Ji, S., Cherry, C.R., Han, L.D., Jordan, D.A. (2013) Electric bike sharing: simulation of user demand and system availability. Journal of Cleaner Production. DOI:10.1016/j.jclepro.2013.09.024 (In Press).
You can download the preprint here: https://www.dropbox.com/s/z96yxta9ug12a3j/EbikeR_Final_Submit-Preprint.pdf
This paper describes the
operational concepts and system requirements of a fully automated electric bike (e-bike) sharing system demonstrated through a
pilot project at the University of Tennessee, Knoxville (UTK) campus (deployed
in September 2011). This project is part of a movement to develop a sustainable
transportation system, and is one of the green initiatives on UTK campus. E-bikes
are more energy efficient and produce fewer greenhouse gas (GHG) emissions per person
compared to other transport modes such as car, bus, and motorcycle.

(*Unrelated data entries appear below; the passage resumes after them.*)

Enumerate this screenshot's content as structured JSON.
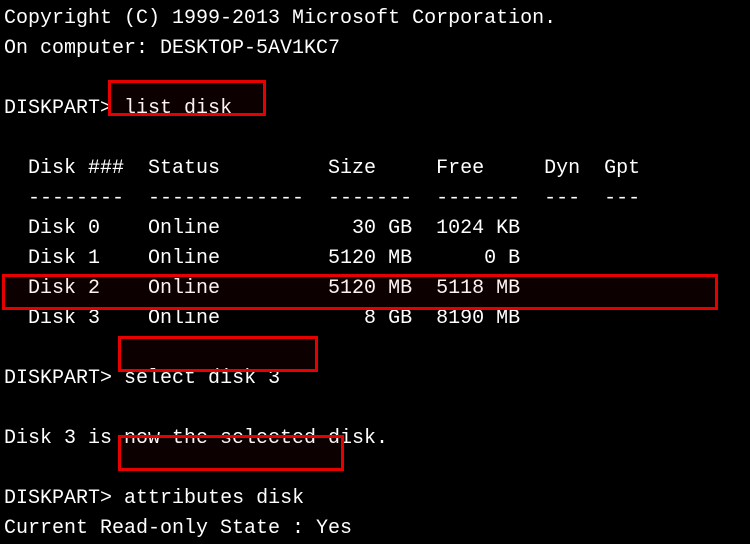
{
  "header": {
    "copyright": "Copyright (C) 1999-2013 Microsoft Corporation.",
    "computer_line": "On computer: DESKTOP-5AV1KC7"
  },
  "prompt": "DISKPART>",
  "commands": {
    "list_disk": "list disk",
    "select_disk": "select disk 3",
    "attributes_disk": "attributes disk"
  },
  "table": {
    "header": "  Disk ###  Status         Size     Free     Dyn  Gpt",
    "separator": "  --------  -------------  -------  -------  ---  ---",
    "rows": [
      "  Disk 0    Online           30 GB  1024 KB",
      "  Disk 1    Online         5120 MB      0 B",
      "  Disk 2    Online         5120 MB  5118 MB",
      "  Disk 3    Online            8 GB  8190 MB"
    ]
  },
  "messages": {
    "selected": "Disk 3 is now the selected disk."
  },
  "attributes_output": {
    "readonly_state": "Current Read-only State : Yes"
  }
}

Without empirical demand information for an e-bike sharing
system, we simulated the operations of such a system to gain insights during
the design process before field deployment.
The simulation exercise focused on three critical demand parameters – distributions
of trip rates, trip lengths, and trip durations – and coupled them with supply
parameters – number of e-bikes, number of swappable batteries, and battery
recharging profiles. The primary purpose of these simulations is to evaluate the
efficiency of an off-board battery recharging system, where the depleted battery
is removed from an e-bike upon its return and inserted into one of the charging
slots at the kiosk. We tested various scenarios with different number of
batteries always maintaining an initial condition with the battery to e-bike
ratio greater or equal to 1.0 to ensure battery availability. We applied
empirical battery recharging rates and system operations rules to determine the
number of e-bikes and batteries available under different potential demand situations, with a focus on optimizing
the number of batteries to meet user demands. By adjusting input parameters, numerous scenarios were simulated
for sensitivity analysis. Based on the results of the simulation, this paper
presents a cost constrained e-bike sharing system design that can maintain a
high level of system reliability (e-bike and battery availability) through
optimal battery charging and distribution management. We found that high demand
scenarios require multiple swappable batteries per e-bike to reasonably meet the
maximum demand. Trip duration has the most influence on e-bike and battery
availability, followed by trip rate, and then trip length.